Wednesday 8 December 2010

{Day 6} ~ Every Little Thing

The prompt for Day 6 for Picture the Holidays was "Every Little Thing", to find a small delight on an ordinary day. I was spending the weekend in the mountains, so it wasn't really "ordinary days" and there were many small delights. This little Samichlaus was one of them and as the 6th of December is the feast of Saint Nicholas, I thought this would be very approbriate.

There was a small Christmas market in Davos and my friend and me went to have a look. At one of the stalls run by an organisation for integrating the unemployed, we found those sweet chaps. We just couldn't resist their charm and we both bought one. That dark thing on the right side is a wooden candle, made of a thick wooden branch or small trunk. The flame is also made of wood and painted. They're handmade by the husband of the lady at the stall, who gave them to us for a third of the price because it was closing time soon and she was happy to get back to a warm house after having been at the market all day (it was a good -10 degrees C that day). Me and my friend, we were so happy with our buys, because they are special and hand made rather than mass produced and because we had spent a great day together.

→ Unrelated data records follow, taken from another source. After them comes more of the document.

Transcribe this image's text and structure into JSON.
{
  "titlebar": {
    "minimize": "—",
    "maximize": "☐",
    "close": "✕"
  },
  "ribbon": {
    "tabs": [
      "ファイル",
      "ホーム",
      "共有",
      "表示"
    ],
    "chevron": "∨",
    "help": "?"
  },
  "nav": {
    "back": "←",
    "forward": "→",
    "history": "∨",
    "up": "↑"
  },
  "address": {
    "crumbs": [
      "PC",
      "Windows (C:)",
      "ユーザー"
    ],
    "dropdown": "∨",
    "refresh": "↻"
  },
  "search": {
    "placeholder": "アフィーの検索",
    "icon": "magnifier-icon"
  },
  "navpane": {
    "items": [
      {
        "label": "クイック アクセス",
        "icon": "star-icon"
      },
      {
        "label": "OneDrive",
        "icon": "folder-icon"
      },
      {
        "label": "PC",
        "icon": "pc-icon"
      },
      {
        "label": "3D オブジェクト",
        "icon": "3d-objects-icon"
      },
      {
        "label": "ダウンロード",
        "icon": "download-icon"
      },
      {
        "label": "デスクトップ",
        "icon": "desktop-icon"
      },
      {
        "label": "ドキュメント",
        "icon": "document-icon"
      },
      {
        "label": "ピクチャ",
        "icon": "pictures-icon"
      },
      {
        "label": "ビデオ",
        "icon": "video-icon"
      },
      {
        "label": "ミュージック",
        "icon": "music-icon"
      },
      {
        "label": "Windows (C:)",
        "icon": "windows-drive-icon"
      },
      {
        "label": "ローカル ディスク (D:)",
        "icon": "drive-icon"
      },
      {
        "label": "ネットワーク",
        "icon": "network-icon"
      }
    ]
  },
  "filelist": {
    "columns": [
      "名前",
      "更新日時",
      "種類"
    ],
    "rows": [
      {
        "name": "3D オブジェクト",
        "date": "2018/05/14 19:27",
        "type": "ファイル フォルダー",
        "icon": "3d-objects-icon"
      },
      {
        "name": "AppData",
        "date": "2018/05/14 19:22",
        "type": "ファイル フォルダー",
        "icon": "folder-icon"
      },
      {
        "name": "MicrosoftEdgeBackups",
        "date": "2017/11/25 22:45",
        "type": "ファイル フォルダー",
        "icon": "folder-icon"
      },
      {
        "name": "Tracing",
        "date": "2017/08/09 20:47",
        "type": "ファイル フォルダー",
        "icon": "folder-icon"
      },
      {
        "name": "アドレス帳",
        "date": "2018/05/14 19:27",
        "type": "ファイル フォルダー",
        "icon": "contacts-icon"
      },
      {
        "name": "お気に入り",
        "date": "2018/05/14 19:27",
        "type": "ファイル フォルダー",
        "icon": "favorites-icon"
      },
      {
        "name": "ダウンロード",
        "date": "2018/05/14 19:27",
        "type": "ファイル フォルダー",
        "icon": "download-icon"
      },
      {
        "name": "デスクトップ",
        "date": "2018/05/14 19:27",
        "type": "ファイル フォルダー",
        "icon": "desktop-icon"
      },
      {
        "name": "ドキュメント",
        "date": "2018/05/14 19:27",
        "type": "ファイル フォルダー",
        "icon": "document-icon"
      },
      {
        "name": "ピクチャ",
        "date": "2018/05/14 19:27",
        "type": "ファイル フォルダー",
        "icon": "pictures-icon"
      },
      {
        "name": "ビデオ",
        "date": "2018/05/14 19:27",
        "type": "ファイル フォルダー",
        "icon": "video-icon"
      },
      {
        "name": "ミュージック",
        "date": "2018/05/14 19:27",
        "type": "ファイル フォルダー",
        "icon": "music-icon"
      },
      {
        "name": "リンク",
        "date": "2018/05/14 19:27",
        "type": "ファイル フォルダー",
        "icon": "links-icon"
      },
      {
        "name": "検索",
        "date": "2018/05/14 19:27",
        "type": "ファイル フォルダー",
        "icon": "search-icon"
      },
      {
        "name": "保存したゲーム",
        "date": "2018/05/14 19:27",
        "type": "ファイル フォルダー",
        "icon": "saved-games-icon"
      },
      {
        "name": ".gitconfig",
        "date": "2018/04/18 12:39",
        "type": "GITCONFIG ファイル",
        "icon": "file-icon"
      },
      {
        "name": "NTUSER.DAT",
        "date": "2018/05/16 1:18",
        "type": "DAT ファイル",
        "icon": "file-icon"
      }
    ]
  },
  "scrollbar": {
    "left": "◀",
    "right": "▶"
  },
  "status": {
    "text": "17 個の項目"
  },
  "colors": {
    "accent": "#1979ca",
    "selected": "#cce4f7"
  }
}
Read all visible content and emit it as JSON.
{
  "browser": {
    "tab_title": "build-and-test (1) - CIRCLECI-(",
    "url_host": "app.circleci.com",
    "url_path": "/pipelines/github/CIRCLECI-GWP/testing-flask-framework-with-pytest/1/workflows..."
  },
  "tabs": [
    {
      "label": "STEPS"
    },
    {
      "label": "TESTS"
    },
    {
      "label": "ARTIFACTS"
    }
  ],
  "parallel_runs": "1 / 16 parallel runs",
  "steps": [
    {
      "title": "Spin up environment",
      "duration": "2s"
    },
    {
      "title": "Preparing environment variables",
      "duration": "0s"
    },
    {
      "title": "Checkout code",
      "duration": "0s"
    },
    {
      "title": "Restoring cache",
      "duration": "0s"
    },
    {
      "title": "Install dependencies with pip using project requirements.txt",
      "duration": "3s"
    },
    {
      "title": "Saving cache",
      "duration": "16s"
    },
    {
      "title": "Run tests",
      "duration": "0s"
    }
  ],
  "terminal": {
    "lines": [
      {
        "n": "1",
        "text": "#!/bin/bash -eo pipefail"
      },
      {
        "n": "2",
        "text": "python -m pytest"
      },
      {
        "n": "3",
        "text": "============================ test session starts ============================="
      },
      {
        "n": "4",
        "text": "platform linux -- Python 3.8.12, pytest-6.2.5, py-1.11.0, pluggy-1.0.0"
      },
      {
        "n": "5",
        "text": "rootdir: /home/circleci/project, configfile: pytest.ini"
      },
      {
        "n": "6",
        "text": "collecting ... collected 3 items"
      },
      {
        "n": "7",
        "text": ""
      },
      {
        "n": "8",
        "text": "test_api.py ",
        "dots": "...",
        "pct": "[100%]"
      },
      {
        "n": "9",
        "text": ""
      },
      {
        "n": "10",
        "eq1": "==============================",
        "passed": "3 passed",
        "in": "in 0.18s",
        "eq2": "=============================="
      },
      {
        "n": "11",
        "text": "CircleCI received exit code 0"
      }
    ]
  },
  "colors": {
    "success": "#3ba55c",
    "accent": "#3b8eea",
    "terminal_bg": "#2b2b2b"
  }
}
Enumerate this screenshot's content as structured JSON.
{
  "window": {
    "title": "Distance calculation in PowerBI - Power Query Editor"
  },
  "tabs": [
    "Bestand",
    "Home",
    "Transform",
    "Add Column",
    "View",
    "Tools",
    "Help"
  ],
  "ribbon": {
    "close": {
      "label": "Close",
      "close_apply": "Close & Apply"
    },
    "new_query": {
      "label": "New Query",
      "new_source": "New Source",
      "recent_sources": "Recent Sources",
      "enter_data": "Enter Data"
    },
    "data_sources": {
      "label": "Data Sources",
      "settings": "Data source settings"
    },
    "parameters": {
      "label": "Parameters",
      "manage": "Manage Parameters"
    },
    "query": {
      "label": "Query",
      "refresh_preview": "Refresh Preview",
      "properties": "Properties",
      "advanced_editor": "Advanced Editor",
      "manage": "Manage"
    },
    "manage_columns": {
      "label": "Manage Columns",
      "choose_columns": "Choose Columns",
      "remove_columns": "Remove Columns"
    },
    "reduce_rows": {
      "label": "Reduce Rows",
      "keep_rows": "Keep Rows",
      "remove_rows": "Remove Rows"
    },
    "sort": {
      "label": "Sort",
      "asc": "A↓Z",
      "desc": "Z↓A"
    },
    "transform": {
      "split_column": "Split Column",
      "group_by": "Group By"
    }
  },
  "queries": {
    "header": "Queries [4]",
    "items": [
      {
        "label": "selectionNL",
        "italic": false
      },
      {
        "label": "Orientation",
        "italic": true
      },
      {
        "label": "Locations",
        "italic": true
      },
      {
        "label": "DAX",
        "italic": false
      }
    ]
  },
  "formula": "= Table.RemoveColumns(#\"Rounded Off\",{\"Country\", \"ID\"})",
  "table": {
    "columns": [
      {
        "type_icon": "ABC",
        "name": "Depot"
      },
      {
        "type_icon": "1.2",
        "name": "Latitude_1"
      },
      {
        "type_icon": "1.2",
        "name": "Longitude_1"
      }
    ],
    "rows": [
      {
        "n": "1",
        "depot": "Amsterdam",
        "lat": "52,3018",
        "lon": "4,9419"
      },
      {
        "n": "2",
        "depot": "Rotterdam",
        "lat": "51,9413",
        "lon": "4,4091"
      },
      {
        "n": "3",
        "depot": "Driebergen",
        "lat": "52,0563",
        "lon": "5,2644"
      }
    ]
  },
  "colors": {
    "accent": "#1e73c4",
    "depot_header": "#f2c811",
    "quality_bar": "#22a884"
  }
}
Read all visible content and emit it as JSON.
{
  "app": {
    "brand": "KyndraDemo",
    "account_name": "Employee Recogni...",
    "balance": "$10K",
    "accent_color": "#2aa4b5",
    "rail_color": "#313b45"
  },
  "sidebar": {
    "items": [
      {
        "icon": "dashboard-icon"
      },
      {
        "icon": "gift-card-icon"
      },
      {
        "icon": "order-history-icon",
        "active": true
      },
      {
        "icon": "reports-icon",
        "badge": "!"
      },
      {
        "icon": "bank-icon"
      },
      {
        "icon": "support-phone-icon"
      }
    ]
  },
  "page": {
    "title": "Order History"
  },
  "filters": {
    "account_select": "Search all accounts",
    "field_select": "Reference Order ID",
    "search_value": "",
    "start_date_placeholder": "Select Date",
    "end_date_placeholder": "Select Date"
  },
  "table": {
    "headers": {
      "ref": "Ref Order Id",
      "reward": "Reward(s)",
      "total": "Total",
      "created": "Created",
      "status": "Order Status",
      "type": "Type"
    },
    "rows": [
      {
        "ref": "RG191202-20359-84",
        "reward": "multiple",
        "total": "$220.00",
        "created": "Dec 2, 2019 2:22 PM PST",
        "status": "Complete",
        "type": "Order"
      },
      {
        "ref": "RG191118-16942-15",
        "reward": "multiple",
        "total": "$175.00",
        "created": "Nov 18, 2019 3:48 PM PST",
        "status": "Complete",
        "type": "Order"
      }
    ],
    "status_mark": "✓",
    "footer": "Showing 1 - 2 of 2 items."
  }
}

The Samichlaus (as he's called in my dialect of Swiss German) or Sankt/Heiliger Nikolaus in German, looks very similar like Santa Claus (Weihnachtsmann in German) but is actually not the same. He's based on Nicolaos of Myra (on which Santa Claus is modelled). He also brings presents to good children but not on Christmas but on the 6th of December, or the evening before. He doens't climb down the chimney during the night but knocks on the door and comes into the house to ask the children if they're been good. He brings nuts and oranges and children learn poems by heart to recite to him to earn them. Thankfully, my parents never booked a Samichlaus to come and visit me but I was frightend every year that he might come... The presents on Christmas Eve in Switzerland, and other (German speaking) countries are brought by the Christkind (christ-child). Sankt Nikolaus is usually accompanied  by his helper Schmutzli or Knecht Ruprecht. He's clad in brown and carries a rod to punish the bad children with. Often, they also have a donkey with them.